U.S. President Donald Trump's national-security adviser, John Bolton, is set to begin talks in Moscow amid soaring tensions over Trump's declaration that he would pull the country out of a landmark nuclear weapons treaty.
Kremlin spokesman Dmitry Peskov confirmed on October 21 that Russian President Vladimir Putin would meet with Bolton, although he said that 'it will not happen' on October 22, the first official day of his two-day visit.
Bolton is scheduled to meet with Russian Foreign Minister Sergei Lavrov on October 22.
Russia's Deputy Foreign Minister Sergei Ryabkov told the Interfax news agency that he expected Bolton to 'professionally clarify the exact meaning' of Trump's stance on the Intermediate-Range Nuclear Forces (INF) treaty.
Earlier, Ryabkov said a unilateral U.S. withdrawal from the INF would be 'very dangerous' and lead to a 'military-technical' retaliation.
The INF treaty prohibits the United States and Russia from possessing, producing, or deploying medium-range, ground-launched cruise missiles with a range of between 500 kilometers and 5,500 kilometers.
U.S. officials have said Russia has been developing such a missile for years and, in 2014, Washington made its accusations public.
Russia has repeatedly denied the U.S. accusations and also alleged that some elements of the U.S. missile-defense systems in Europe were in violation of the agreement. Washington denies that.
The treaty was the first arms-control agreement to eliminate an entire class of missiles.
'We're going to terminate the agreement and we're going to pull out,' Trump told reporters on October 20 during a campaign stop in Nevada, adding that Washington would not let Russia 'go out and do weapons [while] we're not allowed to."
The announcement also brought sharp criticism from former Soviet leader Mikhail Gorbachev, who signed the original document in 1987 along with U.S President Ronald Reagan.

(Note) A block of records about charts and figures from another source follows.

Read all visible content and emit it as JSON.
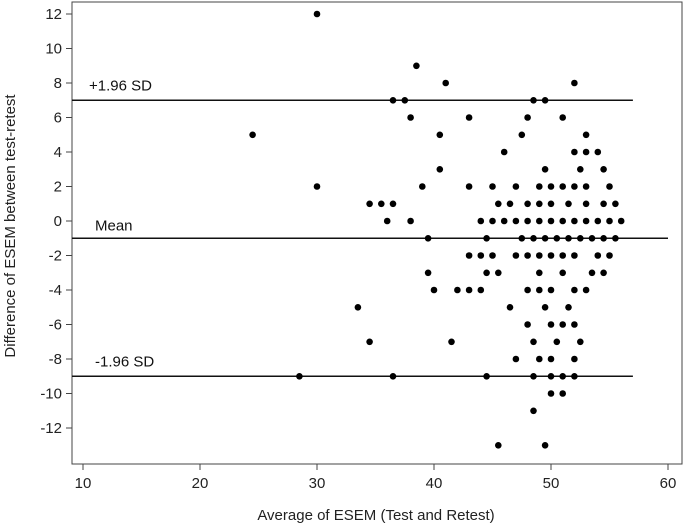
{
  "chart_data": {
    "type": "scatter",
    "xlabel": "Average of ESEM (Test and Retest)",
    "ylabel": "Difference of ESEM between test-retest",
    "xlim": [
      10,
      60
    ],
    "ylim": [
      -13,
      12
    ],
    "x_ticks": [
      10,
      20,
      30,
      40,
      50,
      60
    ],
    "y_ticks": [
      12,
      10,
      8,
      6,
      4,
      2,
      0,
      -2,
      -4,
      -6,
      -8,
      -10,
      -12
    ],
    "grid": false,
    "reference_lines": [
      {
        "label": "+1.96 SD",
        "y": 7,
        "x_range": [
          10,
          57
        ]
      },
      {
        "label": "Mean",
        "y": -1,
        "x_range": [
          10,
          60
        ]
      },
      {
        "label": "-1.96 SD",
        "y": -9,
        "x_range": [
          10,
          57
        ]
      }
    ],
    "points": [
      [
        30,
        12
      ],
      [
        38.5,
        9
      ],
      [
        41,
        8
      ],
      [
        52,
        8
      ],
      [
        36.5,
        7
      ],
      [
        37.5,
        7
      ],
      [
        48.5,
        7
      ],
      [
        49.5,
        7
      ],
      [
        38,
        6
      ],
      [
        43,
        6
      ],
      [
        48,
        6
      ],
      [
        51,
        6
      ],
      [
        24.5,
        5
      ],
      [
        40.5,
        5
      ],
      [
        47.5,
        5
      ],
      [
        53,
        5
      ],
      [
        46,
        4
      ],
      [
        52,
        4
      ],
      [
        53,
        4
      ],
      [
        54,
        4
      ],
      [
        40.5,
        3
      ],
      [
        49.5,
        3
      ],
      [
        52.5,
        3
      ],
      [
        54.5,
        3
      ],
      [
        30,
        2
      ],
      [
        39,
        2
      ],
      [
        43,
        2
      ],
      [
        45,
        2
      ],
      [
        47,
        2
      ],
      [
        49,
        2
      ],
      [
        50,
        2
      ],
      [
        51,
        2
      ],
      [
        52,
        2
      ],
      [
        53,
        2
      ],
      [
        55,
        2
      ],
      [
        34.5,
        1
      ],
      [
        35.5,
        1
      ],
      [
        36.5,
        1
      ],
      [
        45.5,
        1
      ],
      [
        46.5,
        1
      ],
      [
        48,
        1
      ],
      [
        49,
        1
      ],
      [
        50,
        1
      ],
      [
        51.5,
        1
      ],
      [
        53,
        1
      ],
      [
        54.5,
        1
      ],
      [
        55.5,
        1
      ],
      [
        36,
        0
      ],
      [
        38,
        0
      ],
      [
        44,
        0
      ],
      [
        45,
        0
      ],
      [
        46,
        0
      ],
      [
        47,
        0
      ],
      [
        48,
        0
      ],
      [
        49,
        0
      ],
      [
        50,
        0
      ],
      [
        51,
        0
      ],
      [
        52,
        0
      ],
      [
        53,
        0
      ],
      [
        54,
        0
      ],
      [
        55,
        0
      ],
      [
        56,
        0
      ],
      [
        39.5,
        -1
      ],
      [
        44.5,
        -1
      ],
      [
        47.5,
        -1
      ],
      [
        48.5,
        -1
      ],
      [
        49.5,
        -1
      ],
      [
        50.5,
        -1
      ],
      [
        51.5,
        -1
      ],
      [
        52.5,
        -1
      ],
      [
        53.5,
        -1
      ],
      [
        54.5,
        -1
      ],
      [
        55.5,
        -1
      ],
      [
        43,
        -2
      ],
      [
        44,
        -2
      ],
      [
        45,
        -2
      ],
      [
        47,
        -2
      ],
      [
        48,
        -2
      ],
      [
        49,
        -2
      ],
      [
        50,
        -2
      ],
      [
        51,
        -2
      ],
      [
        52,
        -2
      ],
      [
        54,
        -2
      ],
      [
        55,
        -2
      ],
      [
        39.5,
        -3
      ],
      [
        44.5,
        -3
      ],
      [
        45.5,
        -3
      ],
      [
        49,
        -3
      ],
      [
        51,
        -3
      ],
      [
        53.5,
        -3
      ],
      [
        54.5,
        -3
      ],
      [
        40,
        -4
      ],
      [
        42,
        -4
      ],
      [
        43,
        -4
      ],
      [
        44,
        -4
      ],
      [
        48,
        -4
      ],
      [
        49,
        -4
      ],
      [
        50,
        -4
      ],
      [
        52,
        -4
      ],
      [
        53,
        -4
      ],
      [
        33.5,
        -5
      ],
      [
        46.5,
        -5
      ],
      [
        49.5,
        -5
      ],
      [
        51.5,
        -5
      ],
      [
        48,
        -6
      ],
      [
        50,
        -6
      ],
      [
        51,
        -6
      ],
      [
        52,
        -6
      ],
      [
        34.5,
        -7
      ],
      [
        41.5,
        -7
      ],
      [
        48.5,
        -7
      ],
      [
        50.5,
        -7
      ],
      [
        52.5,
        -7
      ],
      [
        47,
        -8
      ],
      [
        49,
        -8
      ],
      [
        50,
        -8
      ],
      [
        52,
        -8
      ],
      [
        28.5,
        -9
      ],
      [
        36.5,
        -9
      ],
      [
        44.5,
        -9
      ],
      [
        48.5,
        -9
      ],
      [
        50,
        -9
      ],
      [
        51,
        -9
      ],
      [
        52,
        -9
      ],
      [
        50,
        -10
      ],
      [
        51,
        -10
      ],
      [
        48.5,
        -11
      ],
      [
        45.5,
        -13
      ],
      [
        49.5,
        -13
      ]
    ]
  }
}
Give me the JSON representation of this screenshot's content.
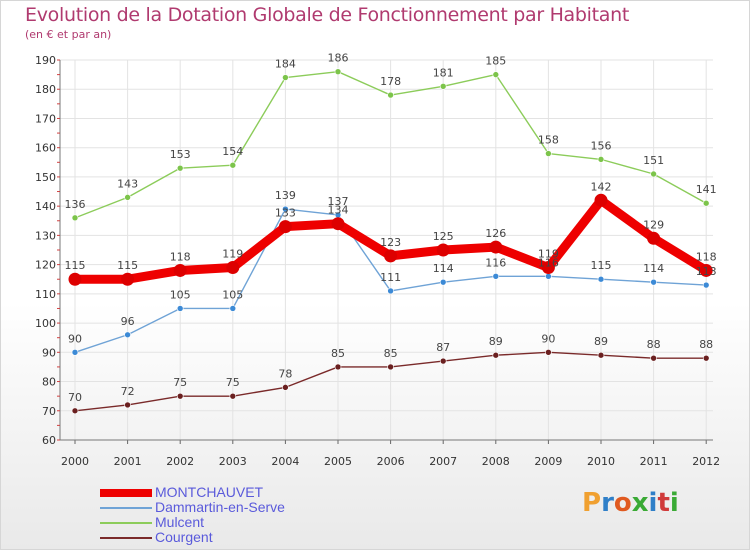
{
  "header": {
    "title": "Evolution de la Dotation Globale de Fonctionnement par Habitant",
    "subtitle": "(en € et par an)"
  },
  "logo": {
    "text": "Proxiti",
    "colors": [
      "#f0a030",
      "#2f7fc8",
      "#e05a20",
      "#3aaa35",
      "#2f7fc8",
      "#d03a3a",
      "#3aaa35"
    ]
  },
  "chart_data": {
    "type": "line",
    "x": [
      "2000",
      "2001",
      "2002",
      "2003",
      "2004",
      "2005",
      "2006",
      "2007",
      "2008",
      "2009",
      "2010",
      "2011",
      "2012"
    ],
    "ylim": [
      60,
      190
    ],
    "yticks": [
      60,
      70,
      80,
      90,
      100,
      110,
      120,
      130,
      140,
      150,
      160,
      170,
      180,
      190
    ],
    "grid": true,
    "legend_position": "bottom-left",
    "series": [
      {
        "name": "Mulcent",
        "color": "#8ccc5a",
        "point_color": "#7cc44a",
        "values": [
          136,
          143,
          153,
          154,
          184,
          186,
          178,
          181,
          185,
          158,
          156,
          151,
          141
        ]
      },
      {
        "name": "Dammartin-en-Serve",
        "color": "#6fa3d6",
        "point_color": "#3c8ad6",
        "values": [
          90,
          96,
          105,
          105,
          139,
          137,
          111,
          114,
          116,
          116,
          115,
          114,
          113
        ]
      },
      {
        "name": "Courgent",
        "color": "#7a2a2a",
        "point_color": "#6a1f1f",
        "values": [
          70,
          72,
          75,
          75,
          78,
          85,
          85,
          87,
          89,
          90,
          89,
          88,
          88
        ]
      },
      {
        "name": "MONTCHAUVET",
        "color": "#ee0000",
        "point_color": "#dd0000",
        "values": [
          115,
          115,
          118,
          119,
          133,
          134,
          123,
          125,
          126,
          119,
          142,
          129,
          118
        ]
      }
    ]
  }
}
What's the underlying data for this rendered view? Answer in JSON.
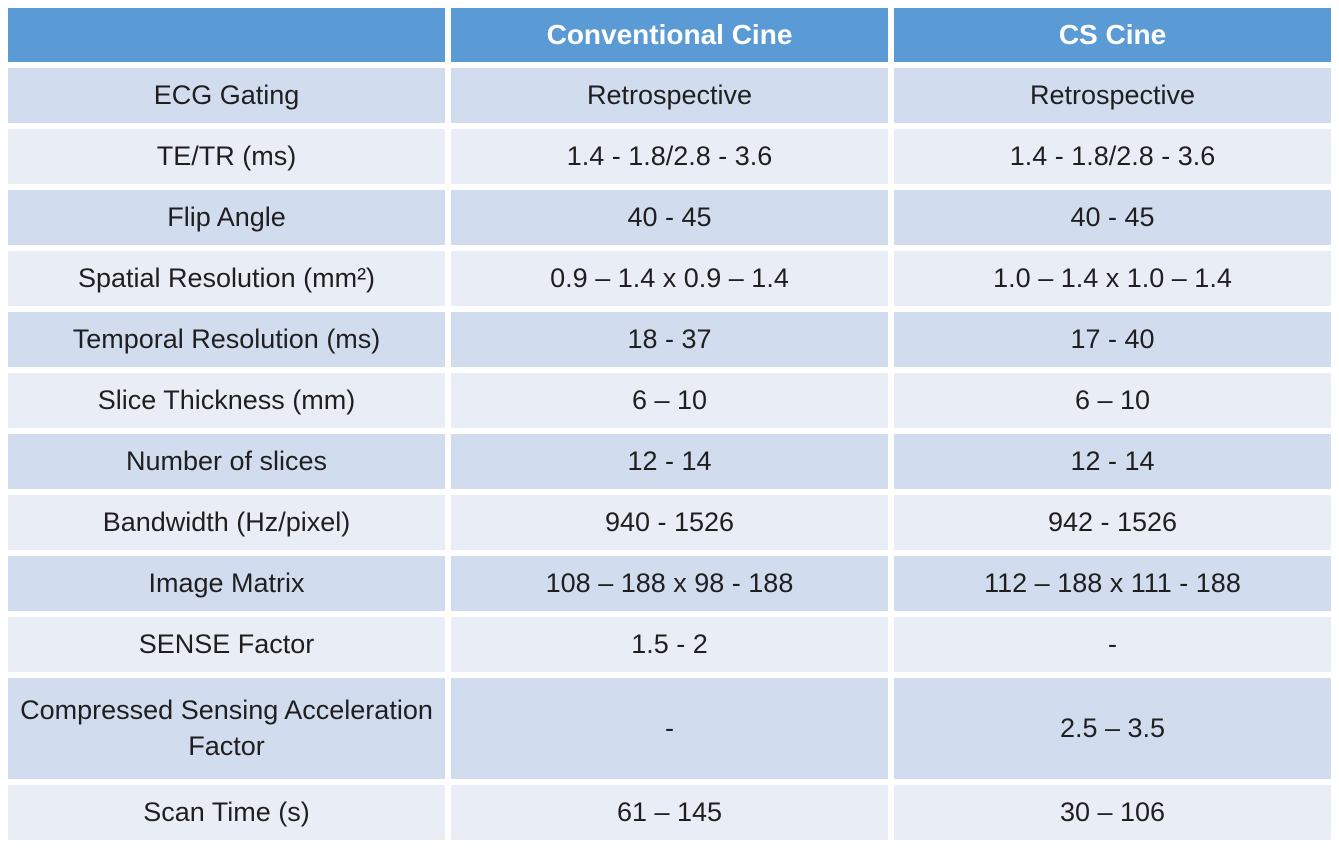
{
  "colors": {
    "header_bg": "#5b9bd5",
    "band_dark": "#d1dcee",
    "band_light": "#e9edf6",
    "header_text": "#ffffff",
    "body_text": "#1f1f1f"
  },
  "table": {
    "columns": [
      "",
      "Conventional Cine",
      "CS Cine"
    ],
    "rows": [
      [
        "ECG Gating",
        "Retrospective",
        "Retrospective"
      ],
      [
        "TE/TR (ms)",
        "1.4 - 1.8/2.8 - 3.6",
        "1.4 - 1.8/2.8 - 3.6"
      ],
      [
        "Flip Angle",
        "40 - 45",
        "40 - 45"
      ],
      [
        "Spatial Resolution (mm²)",
        "0.9 – 1.4 x 0.9 – 1.4",
        "1.0 – 1.4 x 1.0 – 1.4"
      ],
      [
        "Temporal Resolution (ms)",
        "18 - 37",
        "17 - 40"
      ],
      [
        "Slice Thickness (mm)",
        "6 – 10",
        "6 – 10"
      ],
      [
        "Number of slices",
        "12 - 14",
        "12 - 14"
      ],
      [
        "Bandwidth (Hz/pixel)",
        "940 - 1526",
        "942 - 1526"
      ],
      [
        "Image Matrix",
        "108 – 188 x 98 - 188",
        "112 – 188 x 111 - 188"
      ],
      [
        "SENSE Factor",
        "1.5 - 2",
        "-"
      ],
      [
        "Compressed Sensing Acceleration Factor",
        "-",
        "2.5 – 3.5"
      ],
      [
        "Scan Time (s)",
        "61 – 145",
        "30 – 106"
      ]
    ]
  }
}
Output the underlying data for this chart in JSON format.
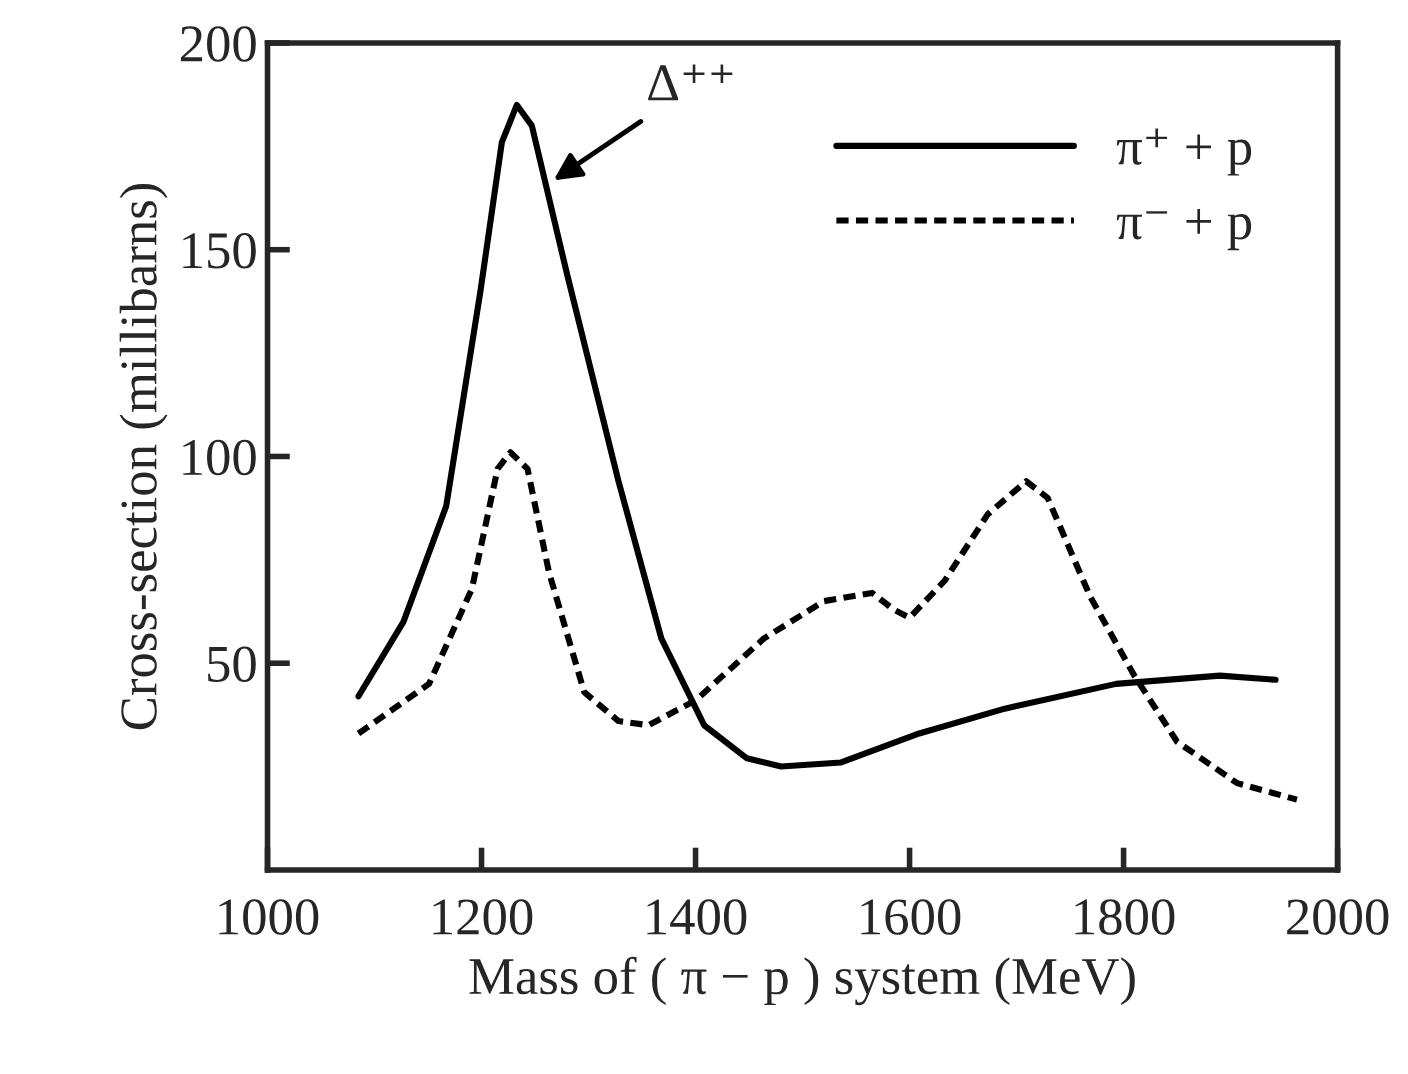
{
  "chart_data": {
    "type": "line",
    "xlabel": "Mass of ( π − p ) system (MeV)",
    "ylabel": "Cross-section (millibarns)",
    "xlim": [
      1000,
      2000
    ],
    "xticks": [
      1000,
      1200,
      1400,
      1600,
      1800,
      2000
    ],
    "ylim": [
      0,
      200
    ],
    "yticks": [
      50,
      100,
      150,
      200
    ],
    "grid": false,
    "legend": "top right",
    "marker": "none",
    "annotations": [
      {
        "text": "Δ⁺⁺",
        "x": 1263,
        "y": 166
      }
    ],
    "series": [
      {
        "name": "π⁺ + p",
        "color": "#000000",
        "line_style": "solid",
        "x": [
          1085,
          1127,
          1167,
          1199,
          1219,
          1233,
          1247,
          1280,
          1328,
          1368,
          1408,
          1448,
          1480,
          1536,
          1609,
          1689,
          1793,
          1890,
          1942
        ],
        "values": [
          42,
          60,
          88,
          140,
          176,
          185,
          180,
          144,
          94,
          56,
          35,
          27,
          25,
          26,
          33,
          39,
          45,
          47,
          46
        ]
      },
      {
        "name": "π⁻ + p",
        "color": "#000000",
        "line_style": "dashed",
        "x": [
          1085,
          1151,
          1191,
          1215,
          1227,
          1243,
          1263,
          1296,
          1328,
          1356,
          1400,
          1464,
          1520,
          1565,
          1585,
          1600,
          1633,
          1673,
          1709,
          1729,
          1769,
          1810,
          1850,
          1906,
          1962
        ],
        "values": [
          33,
          45,
          68,
          97,
          101,
          97,
          72,
          43,
          36,
          35,
          41,
          56,
          65,
          67,
          63,
          61,
          70,
          86,
          94,
          90,
          66,
          47,
          31,
          21,
          17
        ]
      }
    ]
  }
}
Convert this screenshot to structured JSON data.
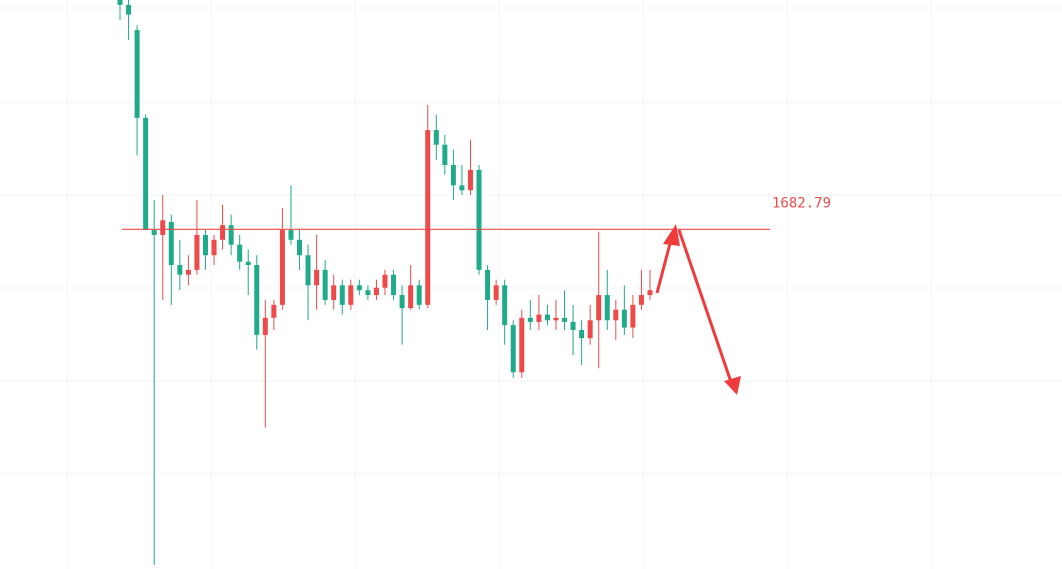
{
  "chart_data": {
    "type": "candlestick",
    "ylim": [
      1641,
      1711
    ],
    "up_color": "#ef4a4a",
    "down_color": "#1fab89",
    "level": 1682.79,
    "level_color": "#ef4a4a",
    "open": [
      1711.0,
      1710.4,
      1707.3,
      1696.5,
      1682.7,
      1682.1,
      1683.7,
      1678.4,
      1677.2,
      1677.8,
      1682.1,
      1679.6,
      1681.5,
      1683.3,
      1680.9,
      1678.8,
      1678.4,
      1669.8,
      1671.9,
      1673.5,
      1682.7,
      1681.5,
      1679.6,
      1675.9,
      1677.8,
      1674.1,
      1675.9,
      1673.5,
      1675.9,
      1675.3,
      1674.7,
      1675.6,
      1677.2,
      1674.7,
      1673.1,
      1675.9,
      1673.5,
      1695.0,
      1693.2,
      1690.7,
      1688.2,
      1687.6,
      1690.1,
      1677.8,
      1674.1,
      1675.9,
      1671.0,
      1665.2,
      1671.9,
      1671.4,
      1672.3,
      1671.6,
      1671.9,
      1671.4,
      1670.4,
      1669.4,
      1671.6,
      1674.7,
      1671.6,
      1672.9,
      1670.7,
      1673.5,
      1674.7
    ],
    "high": [
      1711.0,
      1711.0,
      1707.9,
      1696.9,
      1686.4,
      1687.0,
      1684.6,
      1681.5,
      1679.6,
      1686.4,
      1682.7,
      1682.1,
      1685.8,
      1684.6,
      1682.1,
      1680.3,
      1679.6,
      1674.1,
      1674.1,
      1685.4,
      1688.2,
      1682.7,
      1680.9,
      1682.1,
      1679.0,
      1677.2,
      1676.6,
      1676.6,
      1676.6,
      1675.9,
      1676.6,
      1677.8,
      1677.8,
      1675.9,
      1678.4,
      1676.6,
      1698.1,
      1696.9,
      1694.4,
      1692.6,
      1690.7,
      1693.8,
      1690.7,
      1678.4,
      1676.6,
      1676.6,
      1671.6,
      1672.9,
      1674.1,
      1674.7,
      1673.5,
      1674.1,
      1675.3,
      1673.5,
      1671.6,
      1673.5,
      1682.5,
      1677.8,
      1674.1,
      1675.9,
      1674.7,
      1677.8,
      1677.8
    ],
    "low": [
      1708.5,
      1706.1,
      1691.9,
      1682.7,
      1641.5,
      1674.1,
      1673.5,
      1675.3,
      1675.9,
      1677.2,
      1677.8,
      1678.4,
      1680.3,
      1679.6,
      1677.8,
      1674.7,
      1668.0,
      1658.4,
      1670.4,
      1672.9,
      1680.9,
      1677.8,
      1671.6,
      1672.9,
      1673.5,
      1672.9,
      1672.3,
      1672.9,
      1674.7,
      1674.1,
      1674.1,
      1674.7,
      1674.1,
      1668.6,
      1672.9,
      1672.9,
      1673.1,
      1691.3,
      1689.5,
      1686.4,
      1687.0,
      1687.0,
      1677.2,
      1670.4,
      1673.5,
      1668.6,
      1664.5,
      1664.5,
      1670.4,
      1670.4,
      1671.0,
      1670.4,
      1670.4,
      1667.3,
      1666.1,
      1668.6,
      1665.7,
      1670.4,
      1669.2,
      1669.8,
      1669.4,
      1672.9,
      1674.1
    ],
    "close": [
      1710.4,
      1709.2,
      1696.5,
      1682.7,
      1682.1,
      1683.9,
      1678.4,
      1677.2,
      1677.8,
      1682.1,
      1679.6,
      1681.5,
      1683.3,
      1680.9,
      1678.8,
      1678.4,
      1669.8,
      1671.9,
      1673.5,
      1682.7,
      1681.5,
      1679.6,
      1675.9,
      1677.8,
      1674.1,
      1675.9,
      1673.5,
      1675.9,
      1675.3,
      1674.7,
      1675.6,
      1677.2,
      1674.7,
      1673.1,
      1675.9,
      1673.5,
      1695.0,
      1693.2,
      1690.7,
      1688.2,
      1687.6,
      1690.1,
      1677.8,
      1674.1,
      1675.9,
      1671.0,
      1665.2,
      1671.9,
      1671.4,
      1672.3,
      1671.6,
      1671.9,
      1671.4,
      1670.4,
      1669.4,
      1671.6,
      1674.7,
      1671.6,
      1672.9,
      1670.7,
      1673.5,
      1674.7,
      1675.3
    ],
    "grid": true
  }
}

The frail, 87-year-old Gorbachev told Interfax that the move showed Washington's 'lack of wisdom.'
'Getting rid of the treaty is a mistake,' he said, adding that leaders 'absolutely must not tear up old agreements on disarmament.'
Reactions were mixed in the West.
In Britain, Defense Secretary Gavin Williamson said his country stands 'absolutely resolute' with Washington on the issue and called on the Kremlin to 'get its house in order.'
However, German Foreign Minister Heiko Maas said Trump's announcement 'raises difficult questions for us and Europe,' although he asserted that Russia still had not convincingly addressed the allegations that it had violated the treaty.
Meanwhile, U.S. Senator Rand Paul, a Republican, criticized Bolton, and said on Fox News that he believes the national-security adviser was behind the decision to withdraw from the treaty.
'I don't think he recognizes the important achievement of Reagan and Gorbachev on this,' Paul said.
Aside from the INF dispute, other issues are raising tensions between Moscow and Washington at the time of Bolton's visit, including Russian actions in Ukraine and Syria as well as alleged Kremlin interference in U.S. elections.